In 1589 Musicæ princeps — the “Prince of Music” according to the words inscribed on Palestrina’s coffin in the Vatican Basilica — made of it a twelve-part motet in three choirs for the Cappella Giulia, the choir of St. Peter’s Basilica in the Vatican which, together with twelve-part Salve Regina, is probably among the composer’s first works for more choirs.[5] Each of the three choirs sings alone a stanza of the poem before combining in the final doxology. “The first stanza” Giuseppe Baini, the nineteenth-century first biographer of Palestrina, writes,

is sung in 4 parts by the first choir with melodies and harmonies of such fine taste and such a clarity of ideas, only the verse Qui te creavit is sufficient to conclude that only the prince of music could have composed it. The second choir sings in 4 parts the second stanza: Quod Eva tristis abstulit with completely new phrases and highly refined modulations, easy though, and natural, without fatigue, and without effort. The third stanza: Tu Regis alti ianua is sung by the third choir, which however lacks the alto, with a vigor of nobly happy concepts, to invite anybody to applaud the Co-Redemptrix of the human race. The three choirs are joined in the last stanza Gloria tibi, Domine, qui natus es de Virgine: and here the very great and easy ideas stand out, whence a surprisingly marvelous effect is produced, proportionate to the incomparable sublimity of this composition.[6]

Those saddened by anyone who considers Mary a simple woman, mother and disciple, moreover mixed race and never Co-Redemptrix, or anyone who says that attributing a new privilege to Our Lady would be a waste of time, might be consoled with the hymn O gloriosa domina, which condenses those privileges.

 

Image: women praying at Our Lady of the Gate of Dawn in Lithuania via Wikipedia commons.

[1] Leo XIII, Iucunda Semper Expectatione, September 8, 1894.

[2] Second Vatican Ecumenical Council, Lumen gentium, 56.

[3] Vita di Sant’Antonio di Padova taumaturgo portoghese, Venezia 1788, p. 143.
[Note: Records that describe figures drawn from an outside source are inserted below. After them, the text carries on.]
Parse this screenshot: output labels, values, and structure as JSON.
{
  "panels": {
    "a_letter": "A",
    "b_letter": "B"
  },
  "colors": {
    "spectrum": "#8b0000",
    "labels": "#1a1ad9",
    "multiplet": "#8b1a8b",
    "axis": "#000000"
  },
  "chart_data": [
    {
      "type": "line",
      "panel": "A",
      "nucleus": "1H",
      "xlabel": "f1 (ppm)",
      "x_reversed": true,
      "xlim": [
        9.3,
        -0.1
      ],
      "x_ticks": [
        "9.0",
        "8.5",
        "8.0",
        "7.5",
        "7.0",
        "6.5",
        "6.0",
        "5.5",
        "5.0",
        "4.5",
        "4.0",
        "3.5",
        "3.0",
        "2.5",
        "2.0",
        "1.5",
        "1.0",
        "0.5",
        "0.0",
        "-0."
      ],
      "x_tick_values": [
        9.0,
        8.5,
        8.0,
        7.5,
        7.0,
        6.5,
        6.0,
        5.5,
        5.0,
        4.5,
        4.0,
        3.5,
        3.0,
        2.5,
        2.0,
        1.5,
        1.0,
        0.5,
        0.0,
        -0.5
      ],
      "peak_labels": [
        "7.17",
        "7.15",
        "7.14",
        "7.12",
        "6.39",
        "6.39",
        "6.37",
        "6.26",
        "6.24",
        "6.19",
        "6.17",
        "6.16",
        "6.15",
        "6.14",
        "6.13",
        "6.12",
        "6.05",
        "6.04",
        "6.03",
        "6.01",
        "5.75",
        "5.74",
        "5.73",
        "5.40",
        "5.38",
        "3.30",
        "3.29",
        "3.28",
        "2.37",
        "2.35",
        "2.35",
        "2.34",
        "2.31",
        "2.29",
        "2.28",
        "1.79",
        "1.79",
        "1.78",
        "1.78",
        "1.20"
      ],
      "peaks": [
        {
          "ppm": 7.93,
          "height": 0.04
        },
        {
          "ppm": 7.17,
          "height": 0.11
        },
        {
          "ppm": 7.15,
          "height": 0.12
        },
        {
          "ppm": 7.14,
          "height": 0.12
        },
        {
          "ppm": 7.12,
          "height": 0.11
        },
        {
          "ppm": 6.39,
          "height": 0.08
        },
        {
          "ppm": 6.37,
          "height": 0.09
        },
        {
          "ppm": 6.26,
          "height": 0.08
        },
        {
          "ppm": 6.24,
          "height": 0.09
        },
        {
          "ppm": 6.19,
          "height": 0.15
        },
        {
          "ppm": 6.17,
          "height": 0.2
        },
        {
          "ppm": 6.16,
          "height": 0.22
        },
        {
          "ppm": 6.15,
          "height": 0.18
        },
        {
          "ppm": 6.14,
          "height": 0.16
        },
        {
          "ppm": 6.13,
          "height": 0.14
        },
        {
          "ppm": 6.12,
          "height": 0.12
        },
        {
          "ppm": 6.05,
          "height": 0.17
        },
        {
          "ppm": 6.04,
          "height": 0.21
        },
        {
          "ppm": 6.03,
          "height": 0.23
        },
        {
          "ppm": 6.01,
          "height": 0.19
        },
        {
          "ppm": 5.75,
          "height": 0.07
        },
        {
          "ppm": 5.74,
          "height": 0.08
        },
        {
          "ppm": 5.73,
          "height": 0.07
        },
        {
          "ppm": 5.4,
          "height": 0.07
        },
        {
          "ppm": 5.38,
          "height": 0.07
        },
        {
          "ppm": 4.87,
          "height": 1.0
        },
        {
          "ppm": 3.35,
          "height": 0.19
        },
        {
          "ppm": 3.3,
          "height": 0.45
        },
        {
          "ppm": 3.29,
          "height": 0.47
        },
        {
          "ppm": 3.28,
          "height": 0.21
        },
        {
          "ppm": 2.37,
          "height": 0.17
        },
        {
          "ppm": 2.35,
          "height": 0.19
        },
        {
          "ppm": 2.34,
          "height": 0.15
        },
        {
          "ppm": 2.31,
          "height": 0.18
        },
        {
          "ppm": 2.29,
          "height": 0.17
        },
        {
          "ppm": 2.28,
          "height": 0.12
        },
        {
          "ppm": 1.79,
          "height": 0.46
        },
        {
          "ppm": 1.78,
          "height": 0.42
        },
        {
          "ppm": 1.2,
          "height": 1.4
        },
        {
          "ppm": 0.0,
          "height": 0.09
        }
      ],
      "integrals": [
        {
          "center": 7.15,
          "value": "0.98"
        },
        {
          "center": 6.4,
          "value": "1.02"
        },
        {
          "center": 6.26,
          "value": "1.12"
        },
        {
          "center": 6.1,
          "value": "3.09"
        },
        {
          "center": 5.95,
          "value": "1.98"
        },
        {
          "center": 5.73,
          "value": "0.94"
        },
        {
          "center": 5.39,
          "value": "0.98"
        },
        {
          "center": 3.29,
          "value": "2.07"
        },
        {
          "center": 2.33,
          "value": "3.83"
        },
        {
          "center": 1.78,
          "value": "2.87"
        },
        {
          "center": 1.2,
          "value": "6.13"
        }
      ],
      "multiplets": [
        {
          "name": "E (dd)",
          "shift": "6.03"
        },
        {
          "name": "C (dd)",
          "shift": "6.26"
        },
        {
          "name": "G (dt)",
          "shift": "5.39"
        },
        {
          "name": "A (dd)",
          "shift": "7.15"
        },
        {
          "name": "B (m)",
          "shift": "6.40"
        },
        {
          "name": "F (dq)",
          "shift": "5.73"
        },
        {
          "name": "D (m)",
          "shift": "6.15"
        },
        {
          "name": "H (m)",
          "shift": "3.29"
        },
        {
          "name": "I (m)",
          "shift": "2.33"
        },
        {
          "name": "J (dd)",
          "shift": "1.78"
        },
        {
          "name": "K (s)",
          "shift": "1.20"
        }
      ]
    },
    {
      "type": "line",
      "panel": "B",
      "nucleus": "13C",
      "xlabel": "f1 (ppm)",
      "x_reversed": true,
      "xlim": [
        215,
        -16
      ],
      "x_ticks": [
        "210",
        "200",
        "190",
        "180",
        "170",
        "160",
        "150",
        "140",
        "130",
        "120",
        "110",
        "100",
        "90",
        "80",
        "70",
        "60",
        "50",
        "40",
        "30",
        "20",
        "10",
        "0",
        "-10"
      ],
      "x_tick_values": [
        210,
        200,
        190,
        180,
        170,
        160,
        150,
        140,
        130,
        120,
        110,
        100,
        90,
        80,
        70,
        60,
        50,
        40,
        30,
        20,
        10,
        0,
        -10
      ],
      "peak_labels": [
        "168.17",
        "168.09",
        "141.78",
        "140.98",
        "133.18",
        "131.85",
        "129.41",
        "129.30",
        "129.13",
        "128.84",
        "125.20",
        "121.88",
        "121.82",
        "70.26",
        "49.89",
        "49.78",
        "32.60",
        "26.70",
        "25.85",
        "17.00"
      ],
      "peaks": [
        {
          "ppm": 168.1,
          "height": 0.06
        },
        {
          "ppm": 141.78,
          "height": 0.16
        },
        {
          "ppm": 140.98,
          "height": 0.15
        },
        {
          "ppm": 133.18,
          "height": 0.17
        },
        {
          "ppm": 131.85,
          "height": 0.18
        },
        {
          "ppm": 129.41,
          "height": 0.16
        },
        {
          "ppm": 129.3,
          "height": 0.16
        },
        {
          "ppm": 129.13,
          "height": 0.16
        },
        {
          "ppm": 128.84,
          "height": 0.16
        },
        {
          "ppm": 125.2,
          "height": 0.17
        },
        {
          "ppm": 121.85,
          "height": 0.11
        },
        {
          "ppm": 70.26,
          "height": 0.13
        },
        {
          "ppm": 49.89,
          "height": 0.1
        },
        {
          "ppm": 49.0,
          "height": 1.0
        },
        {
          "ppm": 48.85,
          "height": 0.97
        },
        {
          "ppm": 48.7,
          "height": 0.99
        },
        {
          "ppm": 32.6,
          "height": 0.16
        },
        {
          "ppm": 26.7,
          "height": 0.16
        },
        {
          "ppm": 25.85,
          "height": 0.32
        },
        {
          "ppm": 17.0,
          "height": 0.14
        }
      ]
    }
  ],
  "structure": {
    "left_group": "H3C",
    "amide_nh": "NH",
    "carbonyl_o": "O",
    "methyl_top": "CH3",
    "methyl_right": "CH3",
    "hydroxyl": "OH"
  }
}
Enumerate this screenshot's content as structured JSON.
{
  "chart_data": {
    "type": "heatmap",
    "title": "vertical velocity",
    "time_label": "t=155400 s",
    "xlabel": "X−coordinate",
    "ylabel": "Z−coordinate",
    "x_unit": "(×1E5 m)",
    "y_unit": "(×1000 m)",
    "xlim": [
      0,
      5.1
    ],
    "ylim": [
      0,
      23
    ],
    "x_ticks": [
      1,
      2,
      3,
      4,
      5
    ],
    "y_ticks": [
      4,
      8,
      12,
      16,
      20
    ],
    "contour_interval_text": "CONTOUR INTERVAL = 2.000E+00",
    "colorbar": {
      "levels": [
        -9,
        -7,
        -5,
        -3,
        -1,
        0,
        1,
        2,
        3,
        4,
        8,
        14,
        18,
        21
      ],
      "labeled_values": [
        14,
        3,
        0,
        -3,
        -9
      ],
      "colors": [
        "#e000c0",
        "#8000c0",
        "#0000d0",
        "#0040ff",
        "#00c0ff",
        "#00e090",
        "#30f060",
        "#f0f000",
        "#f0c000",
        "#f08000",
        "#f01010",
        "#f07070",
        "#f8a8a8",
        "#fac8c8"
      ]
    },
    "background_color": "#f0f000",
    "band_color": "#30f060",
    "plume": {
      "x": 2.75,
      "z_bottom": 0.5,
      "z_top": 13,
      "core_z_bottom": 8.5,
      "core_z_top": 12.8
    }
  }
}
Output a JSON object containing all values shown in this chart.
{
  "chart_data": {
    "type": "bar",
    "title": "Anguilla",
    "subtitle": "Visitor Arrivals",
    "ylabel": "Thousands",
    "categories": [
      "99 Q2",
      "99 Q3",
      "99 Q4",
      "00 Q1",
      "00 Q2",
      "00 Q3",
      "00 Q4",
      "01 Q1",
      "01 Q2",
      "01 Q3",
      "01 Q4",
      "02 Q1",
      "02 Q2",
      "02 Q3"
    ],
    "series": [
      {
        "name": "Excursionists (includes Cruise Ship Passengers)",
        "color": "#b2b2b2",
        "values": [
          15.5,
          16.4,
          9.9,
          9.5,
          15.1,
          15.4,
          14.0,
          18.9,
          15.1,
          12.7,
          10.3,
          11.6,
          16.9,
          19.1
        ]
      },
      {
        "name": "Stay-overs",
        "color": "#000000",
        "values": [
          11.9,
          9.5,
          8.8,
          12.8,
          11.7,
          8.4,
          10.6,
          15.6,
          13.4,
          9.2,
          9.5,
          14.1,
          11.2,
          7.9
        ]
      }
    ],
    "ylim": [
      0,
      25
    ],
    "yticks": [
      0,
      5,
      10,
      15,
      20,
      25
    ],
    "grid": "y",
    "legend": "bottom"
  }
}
[4] Cf. Contra Festum Nativitatis Mariæ in J. Conchlæus, Duo sermones de beata Virgine Maria, Basle 1548.

[5] Cf. F. M. Torrigio, Le sacre grotte vaticane, Roma 1635, p. 166. L. Bianchi, Le composizioni latine a 12 voci, vol. 32, Istituto Italiano per la Storia della Musica, Roma 1972, pp. 44-55.

[6] Memorie storico-critiche della vita e delle opere di G. Pierluigi da Palestrina, vol. 2, Roma 1828, p. 336.